Gegen Ende des Jahres 1548 verliess Aquila Rudolstadt und erhielt durch Vermittelung der Herzoginn freien Aufenthalt und Versorgung zu Schmalkalden unter dem Schutze ihrer Brüder, der Grafen von Henneberg. Nach dem Tode des dortigen Stiftsdekans (vor 1550) wurde Aquila dessen Nachfolger. Seine Predigten machten gewaltigen Eindruck, und die Leute aus der unteren Stadt zogen schaarenweise in die obere zur Stiftskirche. Man hat von ihnen die Äusserung aufbewahrt: „Wenn sie unten in der Kirche die Predigt hören, wäre es ihnen, als sollten sie Rüben oder Kraut essen; hörten sie hingegen in der Stiftskirche dem Aquila zu, so schmeckte es ihnen wie lauter Gesottenes und Gebratenes.“

Nach der Befreiung des Churfürsten (1552) wurde Aquila in sein Amt zu Saalfeld, welches interimistisch vom Vicarius Jacob Sigel verwaltet war, zurückberufen. Innig verehrt und gelibt von seiner Gemeinde wirkte er noch acht Jahre lang in Frieden und Freude bis an seinen am 12. November 1560 erfolgten Tod.
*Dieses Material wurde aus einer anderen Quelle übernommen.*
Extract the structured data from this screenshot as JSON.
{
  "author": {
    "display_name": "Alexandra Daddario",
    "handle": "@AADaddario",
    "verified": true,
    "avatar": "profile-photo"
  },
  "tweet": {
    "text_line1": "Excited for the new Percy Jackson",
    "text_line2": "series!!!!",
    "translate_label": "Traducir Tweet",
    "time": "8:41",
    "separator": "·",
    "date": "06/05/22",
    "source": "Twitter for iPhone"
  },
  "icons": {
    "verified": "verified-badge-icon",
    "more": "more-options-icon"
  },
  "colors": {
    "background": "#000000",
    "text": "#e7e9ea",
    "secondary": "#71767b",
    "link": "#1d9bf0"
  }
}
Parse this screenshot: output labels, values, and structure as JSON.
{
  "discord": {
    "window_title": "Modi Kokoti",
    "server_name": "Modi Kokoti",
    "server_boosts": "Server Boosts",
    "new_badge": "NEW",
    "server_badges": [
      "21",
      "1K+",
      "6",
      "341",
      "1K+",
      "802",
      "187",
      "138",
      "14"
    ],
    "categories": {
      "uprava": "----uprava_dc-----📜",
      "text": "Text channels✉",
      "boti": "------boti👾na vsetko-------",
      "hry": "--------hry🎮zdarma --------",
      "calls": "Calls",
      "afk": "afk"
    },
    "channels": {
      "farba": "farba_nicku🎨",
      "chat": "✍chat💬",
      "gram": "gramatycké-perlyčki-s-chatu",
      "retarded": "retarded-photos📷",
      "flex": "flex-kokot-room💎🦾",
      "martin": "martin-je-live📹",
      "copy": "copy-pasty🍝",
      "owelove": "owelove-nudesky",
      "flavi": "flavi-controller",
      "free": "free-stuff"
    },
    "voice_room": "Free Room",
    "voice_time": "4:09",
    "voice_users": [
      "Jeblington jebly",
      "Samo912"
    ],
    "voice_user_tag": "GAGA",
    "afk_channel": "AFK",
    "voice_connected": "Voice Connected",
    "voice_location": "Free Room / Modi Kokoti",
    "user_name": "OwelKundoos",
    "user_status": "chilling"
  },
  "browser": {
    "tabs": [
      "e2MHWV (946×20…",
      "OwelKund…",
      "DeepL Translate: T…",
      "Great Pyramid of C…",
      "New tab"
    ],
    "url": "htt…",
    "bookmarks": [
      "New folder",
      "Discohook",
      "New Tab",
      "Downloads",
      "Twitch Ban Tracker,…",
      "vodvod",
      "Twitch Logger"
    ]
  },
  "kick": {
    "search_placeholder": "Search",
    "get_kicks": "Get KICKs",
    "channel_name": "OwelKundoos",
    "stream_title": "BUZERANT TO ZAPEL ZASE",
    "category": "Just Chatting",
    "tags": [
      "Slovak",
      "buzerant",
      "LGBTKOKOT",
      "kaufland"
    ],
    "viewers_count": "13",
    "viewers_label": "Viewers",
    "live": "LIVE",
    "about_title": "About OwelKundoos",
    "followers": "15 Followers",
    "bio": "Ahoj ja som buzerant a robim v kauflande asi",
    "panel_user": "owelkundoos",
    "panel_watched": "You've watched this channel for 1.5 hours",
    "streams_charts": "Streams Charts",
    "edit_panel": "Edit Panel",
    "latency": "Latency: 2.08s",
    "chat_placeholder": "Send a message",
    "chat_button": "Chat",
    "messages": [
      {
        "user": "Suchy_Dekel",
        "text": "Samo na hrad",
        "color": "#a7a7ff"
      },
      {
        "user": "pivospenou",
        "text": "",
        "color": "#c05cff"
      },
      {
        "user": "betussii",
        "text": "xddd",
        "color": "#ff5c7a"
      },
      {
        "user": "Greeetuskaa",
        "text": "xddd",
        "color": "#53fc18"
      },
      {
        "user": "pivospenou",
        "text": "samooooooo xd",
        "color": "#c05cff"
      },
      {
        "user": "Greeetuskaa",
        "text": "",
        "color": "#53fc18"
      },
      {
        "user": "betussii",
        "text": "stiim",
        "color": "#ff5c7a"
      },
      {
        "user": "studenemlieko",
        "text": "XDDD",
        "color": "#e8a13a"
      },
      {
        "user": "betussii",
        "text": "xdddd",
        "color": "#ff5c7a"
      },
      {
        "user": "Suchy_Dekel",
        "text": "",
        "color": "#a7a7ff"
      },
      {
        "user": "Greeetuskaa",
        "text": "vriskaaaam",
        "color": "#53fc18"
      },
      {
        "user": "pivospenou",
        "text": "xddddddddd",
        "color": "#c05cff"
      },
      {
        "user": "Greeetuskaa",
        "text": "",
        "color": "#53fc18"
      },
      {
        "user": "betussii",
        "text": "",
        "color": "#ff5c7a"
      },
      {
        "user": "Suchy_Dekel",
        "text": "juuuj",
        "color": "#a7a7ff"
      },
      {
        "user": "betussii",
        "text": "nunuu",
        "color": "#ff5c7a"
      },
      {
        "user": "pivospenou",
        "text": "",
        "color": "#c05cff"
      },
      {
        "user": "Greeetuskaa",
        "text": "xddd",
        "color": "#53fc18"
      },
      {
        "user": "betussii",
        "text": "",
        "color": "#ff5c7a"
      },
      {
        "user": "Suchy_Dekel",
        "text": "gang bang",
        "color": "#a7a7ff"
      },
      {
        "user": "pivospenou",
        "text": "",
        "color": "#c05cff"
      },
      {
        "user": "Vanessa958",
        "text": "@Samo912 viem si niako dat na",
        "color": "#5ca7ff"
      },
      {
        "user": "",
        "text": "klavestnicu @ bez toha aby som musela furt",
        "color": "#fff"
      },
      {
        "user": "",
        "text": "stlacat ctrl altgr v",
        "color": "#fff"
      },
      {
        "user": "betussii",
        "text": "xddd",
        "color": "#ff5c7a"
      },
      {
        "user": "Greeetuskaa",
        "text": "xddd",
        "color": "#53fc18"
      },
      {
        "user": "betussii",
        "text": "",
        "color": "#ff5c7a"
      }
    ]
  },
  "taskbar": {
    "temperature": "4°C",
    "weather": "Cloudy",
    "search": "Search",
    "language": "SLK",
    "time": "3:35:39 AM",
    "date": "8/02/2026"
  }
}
Aquila’s Predigten gehören zu den feurigsten der alten lutherischen Kirche in Mahnung und Polemik. Der Zorn gegen das Papstthum, der in seiner Seele brannte, bricht in ihnen in hellen Flammen aus. Avenarius berichtet: „Absonderlich ist mir von einem alten Manne zu Schmalkalden, welcher es von seinen Vorältern gehört, erzählt worden, dass, wenn Aquila den Papst auf der Kanzel genannt, er allezeit mit dem Fusse gestampfet und einen Stoss gethan, dass man es überlaut in der Kirche hören können; so sehr habe er die falsche Lehre des abgöttischen Papstthum gehasset.“ Auf der anderen Seite sind Aquila’s Predigten reich an lieblichen Tröstungen, so dass sie eben so sehr locken, als drohen. Die Methode ist die analytische, die Sprache anschaulich.

Seine wichtigsten Schriften sind folgende: Vom Almosengeben, ein Sermon M. Caspar Adler’s, mit Dr. Martin Luther’s Vorrede. Wittenb. 1533. 4. Auslegung des 34. Psalms. Wittenb. 1533. Sendbrief zum guten glückseligen Neuen Jahr. Wittenb. 1534. 4. Kurze Fragstücke der ganzen christlichen Lehre. 1547. Neue Ausgabe hinter Hillinger’s Biographie Aquila’s. Jena 1721. 8. Eine sehr nöthige Ermahnung an das kleine Häuflein. 1548. 4. Apologia wider das Interim. 1548. 4. Wider den spöttischen Lügner und unverschämten Verleumder M. Islebium Agricolum, nöthige Verantwortung und ernstliche Warnung wider das Interim. 1548 (Agricola hatte gegen verschiedene Theologen geäussert: Aquila, qui alias austerus homo et stoicus, approbat interim). Eine fröhliche Trostpredigt für die sehr geängstigten Gewissen, sie muthig und erquickt zu machen, aus dem Propheten Zephania. Magdeb. 1550. 4. Ein gnadenreich und gottseliges neues Jahr – über das alte christliche Lied: Ein Kindelein so löbelich. Nürnberg 1550. 4.

Siehe M. J. Avenarius, kurze Lebensbeschreibung Herrn M. Casp. Aquilae. Meiningen 1718. in 4.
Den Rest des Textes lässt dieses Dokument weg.